Salamander nie chce już Chełmka
NIE, TO NIE: Nie zależało nam na pieniądzach Salamandra, liczyliśmy na technologię i nowe maszyny — podkreśla Franciszek Matyja, prezes Chełmka. fot. Andrzej Wawok
Niemiecki potentat obuwniczy Salamander zrezygnował z planów przejęcia fabryki Chełmka.
— Poprosiłem przedstawicieli Salamandra, aby przestali nas zwodzić i zdeklarowali się, czy chcą nas kupić, czy nie. Wybrali drugą odpowiedź — mówi Franciszek Matyja, prezes PZPS Chełmek.
Polska spółka oczekiwała, że niemiecka firma Salamander zainwestuje w Chełmek 21 mln zł. W zamian Chełmek musiałby wydzielić spółkę zatrudniającą 200-300 osób i produkującą 2000 par butów dziennie.

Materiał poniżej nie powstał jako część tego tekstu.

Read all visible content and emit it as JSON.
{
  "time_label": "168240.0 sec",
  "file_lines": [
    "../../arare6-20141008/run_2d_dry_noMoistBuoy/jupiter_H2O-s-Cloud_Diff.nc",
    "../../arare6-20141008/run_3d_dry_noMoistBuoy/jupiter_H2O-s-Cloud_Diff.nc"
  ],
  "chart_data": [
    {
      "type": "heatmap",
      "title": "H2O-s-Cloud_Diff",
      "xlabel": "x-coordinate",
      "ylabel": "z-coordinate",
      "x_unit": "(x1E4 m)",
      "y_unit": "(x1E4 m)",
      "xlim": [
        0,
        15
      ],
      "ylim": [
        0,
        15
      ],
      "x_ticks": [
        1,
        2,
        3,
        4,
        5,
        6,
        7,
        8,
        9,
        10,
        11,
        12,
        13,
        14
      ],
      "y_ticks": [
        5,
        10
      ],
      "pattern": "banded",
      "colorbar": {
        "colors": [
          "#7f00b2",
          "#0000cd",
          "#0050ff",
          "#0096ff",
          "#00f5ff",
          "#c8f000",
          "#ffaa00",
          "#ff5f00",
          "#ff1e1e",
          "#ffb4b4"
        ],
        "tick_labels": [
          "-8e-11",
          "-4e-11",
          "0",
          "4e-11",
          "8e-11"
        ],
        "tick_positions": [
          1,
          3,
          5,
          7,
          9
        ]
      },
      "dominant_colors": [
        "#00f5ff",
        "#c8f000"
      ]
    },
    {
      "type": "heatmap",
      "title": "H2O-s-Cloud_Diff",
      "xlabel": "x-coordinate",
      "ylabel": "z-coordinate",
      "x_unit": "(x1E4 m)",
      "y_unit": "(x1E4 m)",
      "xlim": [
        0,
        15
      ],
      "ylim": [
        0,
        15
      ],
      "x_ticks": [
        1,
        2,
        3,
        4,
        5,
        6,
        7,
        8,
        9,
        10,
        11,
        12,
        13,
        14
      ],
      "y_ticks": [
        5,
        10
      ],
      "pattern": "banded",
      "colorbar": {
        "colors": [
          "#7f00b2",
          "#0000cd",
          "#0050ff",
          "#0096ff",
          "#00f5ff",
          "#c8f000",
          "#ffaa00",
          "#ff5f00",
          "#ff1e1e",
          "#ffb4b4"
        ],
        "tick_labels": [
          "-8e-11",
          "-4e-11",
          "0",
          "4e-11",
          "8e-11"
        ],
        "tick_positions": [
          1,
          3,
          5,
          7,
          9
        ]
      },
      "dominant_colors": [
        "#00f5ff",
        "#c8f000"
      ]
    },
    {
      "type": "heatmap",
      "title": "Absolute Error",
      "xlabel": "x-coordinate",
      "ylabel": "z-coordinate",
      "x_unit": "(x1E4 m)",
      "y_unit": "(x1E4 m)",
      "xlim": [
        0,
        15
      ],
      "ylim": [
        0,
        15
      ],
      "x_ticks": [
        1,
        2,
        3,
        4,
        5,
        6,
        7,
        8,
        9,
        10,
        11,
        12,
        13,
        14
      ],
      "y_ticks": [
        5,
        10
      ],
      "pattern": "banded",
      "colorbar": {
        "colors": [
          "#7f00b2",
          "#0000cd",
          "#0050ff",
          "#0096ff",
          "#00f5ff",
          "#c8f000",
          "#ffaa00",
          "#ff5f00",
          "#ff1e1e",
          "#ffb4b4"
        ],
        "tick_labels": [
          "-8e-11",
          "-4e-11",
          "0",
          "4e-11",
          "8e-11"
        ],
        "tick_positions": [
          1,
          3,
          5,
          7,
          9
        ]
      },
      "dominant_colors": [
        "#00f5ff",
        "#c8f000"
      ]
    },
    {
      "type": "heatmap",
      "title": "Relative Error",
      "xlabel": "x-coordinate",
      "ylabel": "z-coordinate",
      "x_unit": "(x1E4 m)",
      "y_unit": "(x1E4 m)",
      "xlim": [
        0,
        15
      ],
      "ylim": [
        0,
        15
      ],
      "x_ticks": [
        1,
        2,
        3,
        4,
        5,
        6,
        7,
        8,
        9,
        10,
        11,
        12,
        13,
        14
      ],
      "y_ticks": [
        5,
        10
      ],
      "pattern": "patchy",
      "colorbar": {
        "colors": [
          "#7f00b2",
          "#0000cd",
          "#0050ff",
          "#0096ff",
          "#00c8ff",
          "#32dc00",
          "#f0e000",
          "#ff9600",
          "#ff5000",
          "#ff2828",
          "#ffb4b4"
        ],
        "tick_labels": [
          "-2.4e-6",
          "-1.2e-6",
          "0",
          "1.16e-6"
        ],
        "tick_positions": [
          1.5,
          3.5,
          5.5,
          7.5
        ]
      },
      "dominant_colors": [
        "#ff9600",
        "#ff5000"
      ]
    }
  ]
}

— Podzielimy zakład na trzy oddziały. Jeden będzie się zajmował produkcją krajową, drugi przerobem, a trzeci wytwarzaniem na eksport — informuje Franciszek Matyja.
Chełmek produkuje 3-4 tys. par butów dziennie. Jedynie 20 proc. wyrobów firmy pozostaje w kraju. Spółka chce, by w przyszłości połowa produkcji trafiała do Polski.
Wartość importu butów do Polski w ubiegłym roku sięgnęła 34,7 mln zł, a eksportu — 32 mln zł.
80 proc. produkcji Chełmka to przerób uszlachetniający. Spółka szyje obuwie dla angielskiej firmy Shellys i holenderskiego Vimpexu.
— Prowadzimy też rozmowy z odbiorcami niemieckimi i kanadyjskimi. Chcemy, aby w zamian za przerób zainwestowali u nas kilka mln zł, albo dali nam maszyny, np. w leasing — dodaje prezes Matyja.
Firma pilnie potrzebuje 0,5 mln zł na restrukturyzację zatrudnienia. Chełmek zatrudnia 700 osób, prawdopodobnie jeszcze w tym roku zwolni 200 pracowników.